When Fred Waring was approached to play a starring role in this film, he brought his famous glee club, The Pennsylvanians, to the shoot and planned on using the college glee club from Pomona College for additional singers. When he arrived at the campus he found the Glee Club conductor was ill but his replacement was a young, energetic man named Robert Shaw. After the movie was finished, Shaw followed Waring to New York, where he founded the Collegiate Chorale and the Robert Shaw Chorale. Robert Shaw went on to be one of the most important personalities in American choral music in the 20th century.
About 40 minutes were removed for the 1942 re-release, and, to date, this seems to be the only version which has publicly survived.
In the epic Busby Berkeley finale with all the precision movement to the singing of the college alma maters, much of the "card-section" sequence was reversed to make the precision look even greater.

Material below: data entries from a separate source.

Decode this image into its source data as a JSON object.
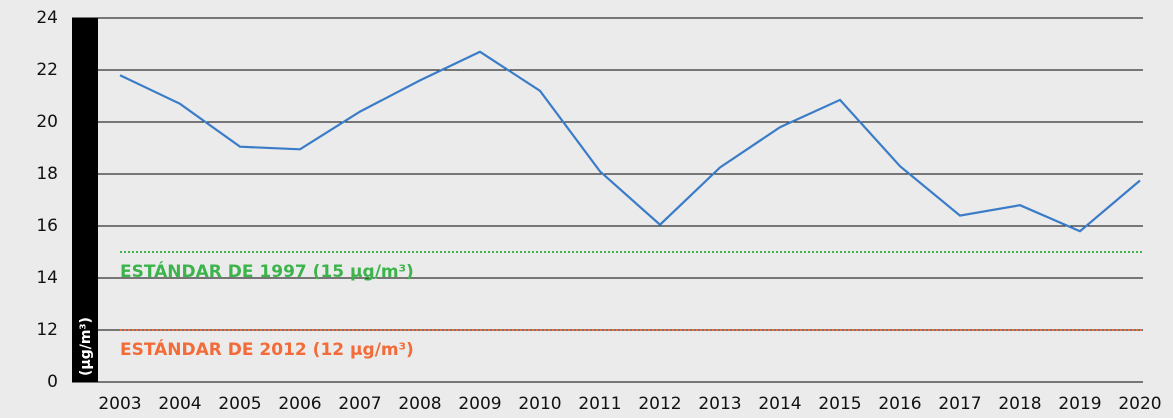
{
  "chart_data": {
    "type": "line",
    "y_axis_label": "(µg/m³)",
    "categories": [
      "2003",
      "2004",
      "2005",
      "2006",
      "2007",
      "2008",
      "2009",
      "2010",
      "2011",
      "2012",
      "2013",
      "2014",
      "2015",
      "2016",
      "2017",
      "2018",
      "2019",
      "2020"
    ],
    "series": [
      {
        "color": "#3b7cc8",
        "values": [
          21.8,
          20.7,
          19.05,
          18.95,
          20.4,
          21.6,
          22.7,
          21.2,
          18.1,
          16.05,
          18.25,
          19.8,
          20.85,
          18.3,
          16.4,
          16.8,
          15.8,
          17.75
        ]
      }
    ],
    "ylim": [
      0,
      24
    ],
    "ybreak": [
      0,
      10
    ],
    "yticks": [
      0,
      12,
      14,
      16,
      18,
      20,
      22,
      24
    ],
    "grid": true,
    "reference_lines": [
      {
        "value": 15,
        "label": "ESTÁNDAR DE 1997 (15 µg/m³)",
        "color": "#3cb44b"
      },
      {
        "value": 12,
        "label": "ESTÁNDAR DE 2012 (12 µg/m³)",
        "color": "#f26b38"
      }
    ]
  }
}
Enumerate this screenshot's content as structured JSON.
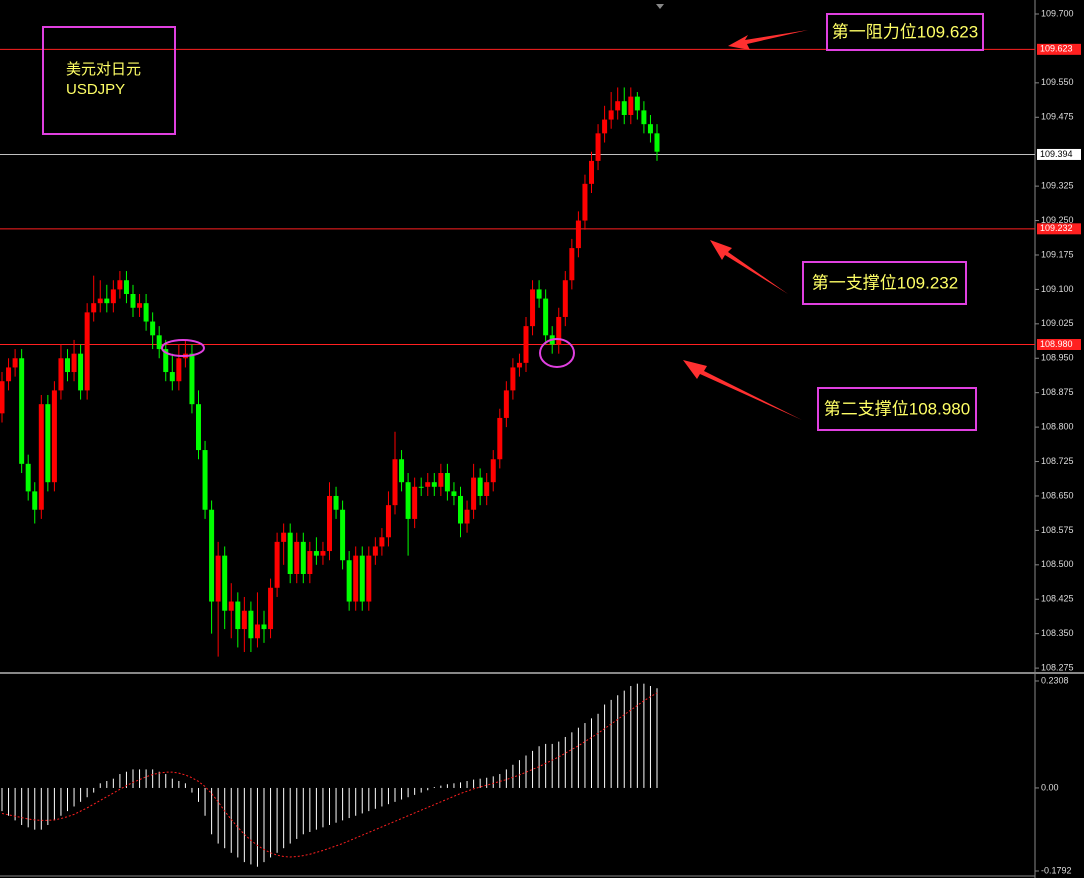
{
  "chart_data": [
    {
      "type": "candlestick",
      "title": "美元对日元",
      "subtitle": "USDJPY",
      "up_color": "#ff0000",
      "down_color": "#00ff00",
      "ylim": [
        108.2665,
        109.7305
      ],
      "yticks": [
        {
          "value": 109.7,
          "label": "109.700"
        },
        {
          "value": 109.55,
          "label": "109.550"
        },
        {
          "value": 109.475,
          "label": "109.475"
        },
        {
          "value": 109.325,
          "label": "109.325"
        },
        {
          "value": 109.25,
          "label": "109.250"
        },
        {
          "value": 109.175,
          "label": "109.175"
        },
        {
          "value": 109.1,
          "label": "109.100"
        },
        109.025,
        {
          "value": 108.95,
          "label": "108.950"
        },
        108.875,
        {
          "value": 108.8,
          "label": "108.800"
        },
        108.725,
        {
          "value": 108.65,
          "label": "108.650"
        },
        108.575,
        {
          "value": 108.5,
          "label": "108.500"
        },
        108.425,
        {
          "value": 108.35,
          "label": "108.350"
        },
        108.275
      ],
      "levels": [
        {
          "value": 109.623,
          "label": "109.623",
          "color": "#ff2020",
          "text_color": "#ffffff"
        },
        {
          "value": 109.394,
          "label": "109.394",
          "color": "#c0c0c0",
          "text_color": "#000000"
        },
        {
          "value": 109.232,
          "label": "109.232",
          "color": "#ff2020",
          "text_color": "#ffffff"
        },
        {
          "value": 108.98,
          "label": "108.980",
          "color": "#ff2020",
          "text_color": "#ffffff"
        }
      ],
      "annotations": [
        {
          "text": "第一阻力位109.623"
        },
        {
          "text": "第一支撑位109.232"
        },
        {
          "text": "第二支撑位108.980"
        }
      ],
      "open": [
        108.83,
        108.9,
        108.93,
        108.95,
        108.72,
        108.66,
        108.62,
        108.85,
        108.68,
        108.88,
        108.95,
        108.92,
        108.96,
        108.88,
        109.05,
        109.07,
        109.08,
        109.07,
        109.1,
        109.12,
        109.09,
        109.06,
        109.07,
        109.03,
        109.0,
        108.97,
        108.92,
        108.9,
        108.95,
        108.96,
        108.85,
        108.75,
        108.62,
        108.42,
        108.52,
        108.4,
        108.42,
        108.36,
        108.4,
        108.34,
        108.37,
        108.36,
        108.45,
        108.55,
        108.57,
        108.48,
        108.55,
        108.48,
        108.53,
        108.52,
        108.53,
        108.65,
        108.62,
        108.51,
        108.42,
        108.52,
        108.42,
        108.52,
        108.54,
        108.56,
        108.63,
        108.73,
        108.68,
        108.6,
        108.67,
        108.67,
        108.68,
        108.67,
        108.7,
        108.66,
        108.65,
        108.59,
        108.62,
        108.69,
        108.65,
        108.68,
        108.73,
        108.82,
        108.88,
        108.93,
        108.94,
        109.02,
        109.1,
        109.08,
        109.0,
        108.98,
        109.04,
        109.12,
        109.19,
        109.25,
        109.33,
        109.38,
        109.44,
        109.47,
        109.49,
        109.51,
        109.48,
        109.52,
        109.49,
        109.46,
        109.44
      ],
      "high": [
        108.92,
        108.95,
        108.97,
        108.97,
        108.74,
        108.68,
        108.87,
        108.87,
        108.9,
        108.98,
        108.97,
        108.99,
        108.98,
        109.07,
        109.13,
        109.12,
        109.11,
        109.12,
        109.14,
        109.14,
        109.11,
        109.09,
        109.09,
        109.05,
        109.02,
        108.99,
        108.96,
        108.98,
        108.99,
        108.98,
        108.88,
        108.77,
        108.64,
        108.55,
        108.54,
        108.46,
        108.44,
        108.43,
        108.42,
        108.44,
        108.4,
        108.47,
        108.57,
        108.59,
        108.59,
        108.57,
        108.57,
        108.55,
        108.56,
        108.55,
        108.68,
        108.67,
        108.64,
        108.53,
        108.54,
        108.54,
        108.54,
        108.56,
        108.58,
        108.66,
        108.79,
        108.75,
        108.7,
        108.69,
        108.69,
        108.7,
        108.7,
        108.72,
        108.72,
        108.68,
        108.67,
        108.64,
        108.72,
        108.71,
        108.7,
        108.75,
        108.84,
        108.9,
        108.95,
        108.96,
        109.04,
        109.12,
        109.12,
        109.1,
        109.02,
        109.06,
        109.14,
        109.21,
        109.27,
        109.35,
        109.4,
        109.46,
        109.5,
        109.53,
        109.54,
        109.54,
        109.54,
        109.53,
        109.51,
        109.48,
        109.46
      ],
      "low": [
        108.81,
        108.88,
        108.91,
        108.7,
        108.64,
        108.59,
        108.6,
        108.66,
        108.66,
        108.86,
        108.9,
        108.9,
        108.86,
        108.86,
        109.03,
        109.05,
        109.05,
        109.05,
        109.08,
        109.07,
        109.04,
        109.04,
        109.01,
        108.97,
        108.95,
        108.9,
        108.88,
        108.88,
        108.93,
        108.83,
        108.73,
        108.6,
        108.35,
        108.3,
        108.36,
        108.34,
        108.32,
        108.31,
        108.31,
        108.32,
        108.33,
        108.34,
        108.43,
        108.5,
        108.46,
        108.46,
        108.46,
        108.46,
        108.5,
        108.5,
        108.51,
        108.6,
        108.49,
        108.4,
        108.4,
        108.4,
        108.4,
        108.5,
        108.52,
        108.54,
        108.61,
        108.66,
        108.52,
        108.58,
        108.65,
        108.65,
        108.65,
        108.65,
        108.64,
        108.63,
        108.56,
        108.57,
        108.6,
        108.63,
        108.63,
        108.66,
        108.71,
        108.8,
        108.86,
        108.91,
        108.92,
        109.0,
        109.06,
        108.98,
        108.96,
        108.96,
        109.02,
        109.1,
        109.17,
        109.23,
        109.31,
        109.36,
        109.42,
        109.45,
        109.47,
        109.46,
        109.46,
        109.47,
        109.44,
        109.42,
        109.38
      ],
      "close": [
        108.9,
        108.93,
        108.95,
        108.72,
        108.66,
        108.62,
        108.85,
        108.68,
        108.88,
        108.95,
        108.92,
        108.96,
        108.88,
        109.05,
        109.07,
        109.08,
        109.07,
        109.1,
        109.12,
        109.09,
        109.06,
        109.07,
        109.03,
        109.0,
        108.97,
        108.92,
        108.9,
        108.95,
        108.96,
        108.85,
        108.75,
        108.62,
        108.42,
        108.52,
        108.4,
        108.42,
        108.36,
        108.4,
        108.34,
        108.37,
        108.36,
        108.45,
        108.55,
        108.57,
        108.48,
        108.55,
        108.48,
        108.53,
        108.52,
        108.53,
        108.65,
        108.62,
        108.51,
        108.42,
        108.52,
        108.42,
        108.52,
        108.54,
        108.56,
        108.63,
        108.73,
        108.68,
        108.6,
        108.67,
        108.67,
        108.68,
        108.67,
        108.7,
        108.66,
        108.65,
        108.59,
        108.62,
        108.69,
        108.65,
        108.68,
        108.73,
        108.82,
        108.88,
        108.93,
        108.94,
        109.02,
        109.1,
        109.08,
        109.0,
        108.98,
        109.04,
        109.12,
        109.19,
        109.25,
        109.33,
        109.38,
        109.44,
        109.47,
        109.49,
        109.51,
        109.48,
        109.52,
        109.49,
        109.46,
        109.44,
        109.4
      ]
    },
    {
      "type": "macd",
      "color": "#ffffff",
      "signal_color": "#ff2020",
      "ylim": [
        -0.19,
        0.2437
      ],
      "yticks": [
        0.2308,
        {
          "value": 0,
          "label": "0.00"
        },
        -0.1792
      ],
      "histogram": [
        -0.05,
        -0.06,
        -0.07,
        -0.08,
        -0.085,
        -0.09,
        -0.09,
        -0.08,
        -0.07,
        -0.06,
        -0.05,
        -0.04,
        -0.03,
        -0.02,
        -0.01,
        0.01,
        0.015,
        0.02,
        0.03,
        0.035,
        0.04,
        0.04,
        0.04,
        0.04,
        0.035,
        0.03,
        0.02,
        0.015,
        0.01,
        -0.01,
        -0.03,
        -0.06,
        -0.1,
        -0.12,
        -0.13,
        -0.14,
        -0.15,
        -0.16,
        -0.165,
        -0.17,
        -0.16,
        -0.15,
        -0.14,
        -0.13,
        -0.12,
        -0.11,
        -0.1,
        -0.095,
        -0.09,
        -0.085,
        -0.08,
        -0.075,
        -0.07,
        -0.065,
        -0.06,
        -0.055,
        -0.05,
        -0.045,
        -0.04,
        -0.035,
        -0.03,
        -0.025,
        -0.02,
        -0.015,
        -0.01,
        -0.005,
        0.002,
        0.005,
        0.008,
        0.01,
        0.012,
        0.015,
        0.018,
        0.02,
        0.022,
        0.025,
        0.03,
        0.04,
        0.05,
        0.06,
        0.07,
        0.08,
        0.09,
        0.095,
        0.095,
        0.1,
        0.11,
        0.12,
        0.13,
        0.14,
        0.15,
        0.16,
        0.18,
        0.19,
        0.2,
        0.21,
        0.22,
        0.225,
        0.225,
        0.22,
        0.215
      ],
      "signal": [
        -0.055,
        -0.058,
        -0.061,
        -0.064,
        -0.067,
        -0.069,
        -0.07,
        -0.07,
        -0.069,
        -0.066,
        -0.062,
        -0.057,
        -0.05,
        -0.043,
        -0.035,
        -0.027,
        -0.019,
        -0.011,
        -0.003,
        0.005,
        0.012,
        0.018,
        0.024,
        0.029,
        0.032,
        0.034,
        0.034,
        0.032,
        0.028,
        0.022,
        0.014,
        0.003,
        -0.012,
        -0.03,
        -0.05,
        -0.068,
        -0.085,
        -0.1,
        -0.113,
        -0.124,
        -0.133,
        -0.14,
        -0.145,
        -0.148,
        -0.149,
        -0.148,
        -0.146,
        -0.143,
        -0.139,
        -0.135,
        -0.13,
        -0.125,
        -0.12,
        -0.114,
        -0.108,
        -0.102,
        -0.096,
        -0.09,
        -0.084,
        -0.078,
        -0.072,
        -0.066,
        -0.06,
        -0.054,
        -0.048,
        -0.042,
        -0.036,
        -0.03,
        -0.024,
        -0.018,
        -0.012,
        -0.007,
        -0.002,
        0.002,
        0.006,
        0.01,
        0.014,
        0.018,
        0.023,
        0.028,
        0.034,
        0.04,
        0.046,
        0.053,
        0.06,
        0.067,
        0.075,
        0.083,
        0.091,
        0.1,
        0.109,
        0.118,
        0.128,
        0.138,
        0.148,
        0.158,
        0.168,
        0.178,
        0.188,
        0.197,
        0.205
      ]
    }
  ]
}
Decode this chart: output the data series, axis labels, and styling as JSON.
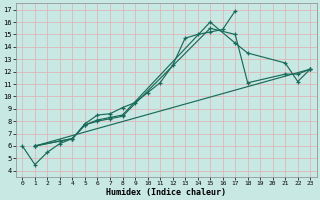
{
  "xlabel": "Humidex (Indice chaleur)",
  "bg_color": "#c8e8e4",
  "grid_color": "#ddb8b8",
  "line_color": "#1a6b5a",
  "xlim": [
    -0.5,
    23.5
  ],
  "ylim": [
    3.5,
    17.5
  ],
  "xticks": [
    0,
    1,
    2,
    3,
    4,
    5,
    6,
    7,
    8,
    9,
    10,
    11,
    12,
    13,
    14,
    15,
    16,
    17,
    18,
    19,
    20,
    21,
    22,
    23
  ],
  "yticks": [
    4,
    5,
    6,
    7,
    8,
    9,
    10,
    11,
    12,
    13,
    14,
    15,
    16,
    17
  ],
  "series": [
    {
      "x": [
        0,
        1,
        2,
        3,
        4,
        5,
        6,
        7,
        8,
        9,
        10,
        11,
        12,
        13,
        14,
        15,
        16,
        17
      ],
      "y": [
        6.0,
        4.5,
        5.5,
        6.2,
        6.6,
        7.8,
        8.5,
        8.6,
        9.1,
        9.5,
        10.3,
        11.1,
        12.5,
        14.7,
        15.0,
        15.2,
        15.4,
        16.9
      ]
    },
    {
      "x": [
        1,
        3,
        4,
        5,
        6,
        7,
        8,
        15,
        17,
        18,
        21,
        22,
        23
      ],
      "y": [
        6.0,
        6.4,
        6.6,
        7.7,
        8.1,
        8.3,
        8.5,
        16.0,
        14.3,
        13.5,
        12.7,
        11.2,
        12.2
      ]
    },
    {
      "x": [
        1,
        3,
        4,
        5,
        6,
        7,
        8,
        15,
        17,
        18,
        21,
        22,
        23
      ],
      "y": [
        6.0,
        6.4,
        6.6,
        7.7,
        8.0,
        8.2,
        8.4,
        15.5,
        15.0,
        11.1,
        11.8,
        11.8,
        12.2
      ]
    },
    {
      "x": [
        1,
        23
      ],
      "y": [
        6.0,
        12.2
      ]
    }
  ]
}
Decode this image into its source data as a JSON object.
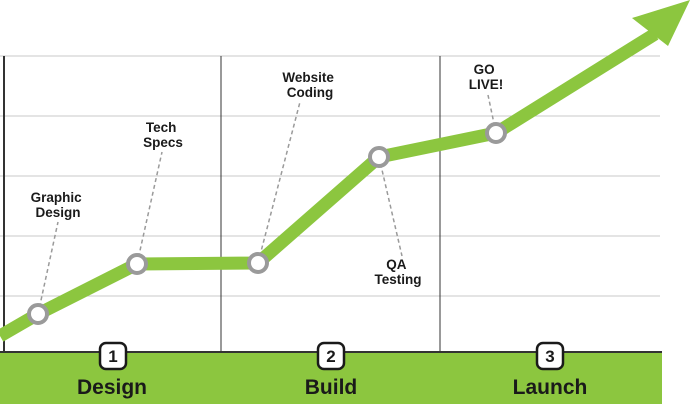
{
  "colors": {
    "line": "#8cc63f",
    "band": "#8cc63f",
    "node_stroke": "#9a9a9a",
    "node_fill": "#ffffff",
    "grid": "#c8c8c8",
    "divider": "#333333",
    "leader": "#9a9a9a",
    "text": "#1a1a1a"
  },
  "phases": [
    {
      "number": "1",
      "label": "Design"
    },
    {
      "number": "2",
      "label": "Build"
    },
    {
      "number": "3",
      "label": "Launch"
    }
  ],
  "milestones": [
    {
      "id": "graphic-design",
      "line1": "Graphic",
      "line2": "Design"
    },
    {
      "id": "tech-specs",
      "line1": "Tech",
      "line2": "Specs"
    },
    {
      "id": "website-coding",
      "line1": "Website",
      "line2": "Coding"
    },
    {
      "id": "qa-testing",
      "line1": "QA",
      "line2": "Testing"
    },
    {
      "id": "go-live",
      "line1": "GO",
      "line2": "LIVE!"
    }
  ]
}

Starting with the men flipping the square cards, when the women catch them, they were actually throwing them (the film played backwards to improve their "aim".
Later, when the band starts each school song, a football is passed down to one of the stars, that person passes or laterals the ball to the card section, and from the ball coming in for an impossibly precise "catch" to the end of that card section sequence, the film is being run backwards. It happens the same way for each and every alma mater - filmed from final formation, show movement, regrouping into the swarm and the ball being thrown by the same person out of the center of the blob).
Fred Waring created an archive for his music library, recordings, photographs, films, correspondence and ephemera in the Special Collections department in the library at Pennsylvania State University.